By FRED T. ROSSI
For The Leader/Times
SCOTCH PLAINS — Township officials this week acknowledged the serious delays in recycling pickups last week by the new company that was recently contracted to provide the service and said that all efforts will be made to avoid a repeat next week.
The normal two-day pickup — Monday for the south side of town and Tuesday for the north side — stretched into Tuesday and Wednesday, respectively, leading a number of residents to complain on social media and to township officials.
At Tuesday’s township council meeting, Township Manager Al Mirabella said some “bumps” were expected as Recycle Track Systems NJ, LLC got geared up for its initial collection effort last week. Every effort will be made to “do whatever it takes to not repeat” what occurred last week, he said. “We expected a hiccup; we got a big hiccup,” Mr. Mirabella admitted. The recycling firm has assured the township that “they’ve worked out the kinks,” and that if additional personnel and trucks need to be added, they will do so.
Tuesday’s meeting was held in person at the municipal building and included a limited number of residents in attendance. Mayor Joshua Losardo noted that this week marks the first anniversary of the onset of the Covid-19 pandemic and related shutdowns. “It’s been an incredibly long year,” he said as he led a moment of silence for the 22 township residents who died from Covid-19 and the more than 1,300 families with a member who fell ill.
With the state of emergency still in force, the council took several steps to ease the situation for local businesses, passing a resolution allowing retail and dining establishments to continue to use public areas for activities like outdoor dining until the end of November, with all permits automatically extended without additional fees. Another resolution authorizes the fire department to waive fire-safety permit fees for businesses using tents, canopies and similar structures. A third resolution allows the use of the Alan Augustine Village Green and the stage by local schools and performing-arts studios for recitals and concerts at no charge.

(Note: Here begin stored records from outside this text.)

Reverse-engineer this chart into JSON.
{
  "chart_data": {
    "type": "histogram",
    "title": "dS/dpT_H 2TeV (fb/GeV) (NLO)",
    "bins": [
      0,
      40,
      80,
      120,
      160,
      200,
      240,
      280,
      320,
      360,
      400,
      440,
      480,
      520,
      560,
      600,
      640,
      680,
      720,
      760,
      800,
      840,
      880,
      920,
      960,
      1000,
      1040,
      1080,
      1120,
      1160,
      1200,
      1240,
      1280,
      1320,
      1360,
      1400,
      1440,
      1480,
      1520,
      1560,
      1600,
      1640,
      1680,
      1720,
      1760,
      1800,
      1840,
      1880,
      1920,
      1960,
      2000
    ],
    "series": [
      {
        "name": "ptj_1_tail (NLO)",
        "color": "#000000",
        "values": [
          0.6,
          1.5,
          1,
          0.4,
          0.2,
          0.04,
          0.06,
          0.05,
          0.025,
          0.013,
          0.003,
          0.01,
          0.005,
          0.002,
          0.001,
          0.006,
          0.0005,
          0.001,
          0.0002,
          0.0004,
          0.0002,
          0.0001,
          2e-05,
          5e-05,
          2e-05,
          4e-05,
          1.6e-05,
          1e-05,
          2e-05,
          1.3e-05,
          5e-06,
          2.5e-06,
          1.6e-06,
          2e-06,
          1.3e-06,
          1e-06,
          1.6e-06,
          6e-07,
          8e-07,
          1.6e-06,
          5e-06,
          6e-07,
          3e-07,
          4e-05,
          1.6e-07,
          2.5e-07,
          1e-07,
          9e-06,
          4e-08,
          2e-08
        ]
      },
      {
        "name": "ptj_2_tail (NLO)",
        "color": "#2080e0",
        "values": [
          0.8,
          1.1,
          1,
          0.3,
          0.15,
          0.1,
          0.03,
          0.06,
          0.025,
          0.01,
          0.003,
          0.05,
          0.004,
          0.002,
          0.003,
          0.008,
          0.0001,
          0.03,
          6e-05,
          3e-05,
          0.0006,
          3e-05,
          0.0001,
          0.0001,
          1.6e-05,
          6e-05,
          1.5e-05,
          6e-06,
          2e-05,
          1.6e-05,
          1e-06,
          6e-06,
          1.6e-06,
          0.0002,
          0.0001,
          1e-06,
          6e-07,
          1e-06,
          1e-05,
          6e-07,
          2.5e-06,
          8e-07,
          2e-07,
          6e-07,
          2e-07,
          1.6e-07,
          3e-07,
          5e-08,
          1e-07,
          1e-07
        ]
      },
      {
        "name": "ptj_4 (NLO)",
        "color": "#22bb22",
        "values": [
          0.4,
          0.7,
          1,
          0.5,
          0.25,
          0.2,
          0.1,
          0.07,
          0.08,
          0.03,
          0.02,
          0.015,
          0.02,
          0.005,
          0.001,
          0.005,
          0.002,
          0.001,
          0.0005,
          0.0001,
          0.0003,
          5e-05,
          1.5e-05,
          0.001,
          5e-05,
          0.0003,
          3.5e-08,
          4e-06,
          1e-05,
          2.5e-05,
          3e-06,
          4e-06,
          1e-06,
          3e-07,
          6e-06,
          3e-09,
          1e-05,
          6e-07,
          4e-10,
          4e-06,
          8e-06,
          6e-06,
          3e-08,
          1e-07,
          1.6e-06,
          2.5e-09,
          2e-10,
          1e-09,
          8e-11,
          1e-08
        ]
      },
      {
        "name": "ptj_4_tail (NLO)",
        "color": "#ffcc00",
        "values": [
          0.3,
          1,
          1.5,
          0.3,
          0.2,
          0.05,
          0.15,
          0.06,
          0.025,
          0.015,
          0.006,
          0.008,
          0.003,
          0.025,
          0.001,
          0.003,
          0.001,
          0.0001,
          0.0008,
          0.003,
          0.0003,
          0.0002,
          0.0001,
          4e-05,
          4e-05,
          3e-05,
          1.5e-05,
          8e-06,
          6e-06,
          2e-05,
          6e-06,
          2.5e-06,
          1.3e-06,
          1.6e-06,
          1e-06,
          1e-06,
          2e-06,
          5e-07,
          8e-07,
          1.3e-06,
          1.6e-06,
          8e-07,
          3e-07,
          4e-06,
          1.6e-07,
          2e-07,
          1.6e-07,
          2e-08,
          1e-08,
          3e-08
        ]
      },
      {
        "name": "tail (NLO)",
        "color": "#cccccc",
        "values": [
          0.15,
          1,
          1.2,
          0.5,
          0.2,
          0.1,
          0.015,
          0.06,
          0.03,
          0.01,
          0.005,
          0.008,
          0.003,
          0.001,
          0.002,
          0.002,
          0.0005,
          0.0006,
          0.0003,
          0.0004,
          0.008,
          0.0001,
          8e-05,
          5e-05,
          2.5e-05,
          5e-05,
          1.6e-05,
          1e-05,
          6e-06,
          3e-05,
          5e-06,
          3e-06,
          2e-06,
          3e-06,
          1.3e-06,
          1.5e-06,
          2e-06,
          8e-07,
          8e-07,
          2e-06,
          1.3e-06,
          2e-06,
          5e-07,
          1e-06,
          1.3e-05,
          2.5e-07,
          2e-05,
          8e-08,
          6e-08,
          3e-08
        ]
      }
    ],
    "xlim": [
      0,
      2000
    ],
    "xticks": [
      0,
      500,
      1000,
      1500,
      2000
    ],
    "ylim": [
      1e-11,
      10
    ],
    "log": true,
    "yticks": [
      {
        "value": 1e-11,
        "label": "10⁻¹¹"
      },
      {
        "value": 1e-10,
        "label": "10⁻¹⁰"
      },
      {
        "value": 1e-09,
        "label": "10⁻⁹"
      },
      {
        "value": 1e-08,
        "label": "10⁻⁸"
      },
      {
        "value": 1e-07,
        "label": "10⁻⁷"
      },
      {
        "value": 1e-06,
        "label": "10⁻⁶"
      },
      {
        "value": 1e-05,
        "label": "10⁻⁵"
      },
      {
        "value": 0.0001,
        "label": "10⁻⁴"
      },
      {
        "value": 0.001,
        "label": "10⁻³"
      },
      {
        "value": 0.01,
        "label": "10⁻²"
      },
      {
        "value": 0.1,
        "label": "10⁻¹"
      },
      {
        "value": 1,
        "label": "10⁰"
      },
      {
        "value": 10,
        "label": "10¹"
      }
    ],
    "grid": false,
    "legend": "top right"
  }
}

The 2021 township operating budget was introduced on Tuesday, and it is expected that the municipal portion of the total property-tax levy this year will rise by about 1.95 percent, or $37 for the average household. The council will hold a public hearing on the $26.58-million spending plan as well as on the $1.78-million capital budget on Tuesday, April 20.
At the start of the meeting, the mayor announced that Councilwoman Suman Dahiya-Shah, who joined the governing body in early January, had submitted her resignation on Monday due to “personal reasons.” Ms. Dahiya-Shah had been appointed to fill the council seat vacated when Mr. Losardo, who was elected to the council in 2018, assumed the mayoralty. The township Democratic Committee will now put forth someone to replace Ms. Dahiya-Shah until the November special election to fill the remaining 13 months of the unexpired term.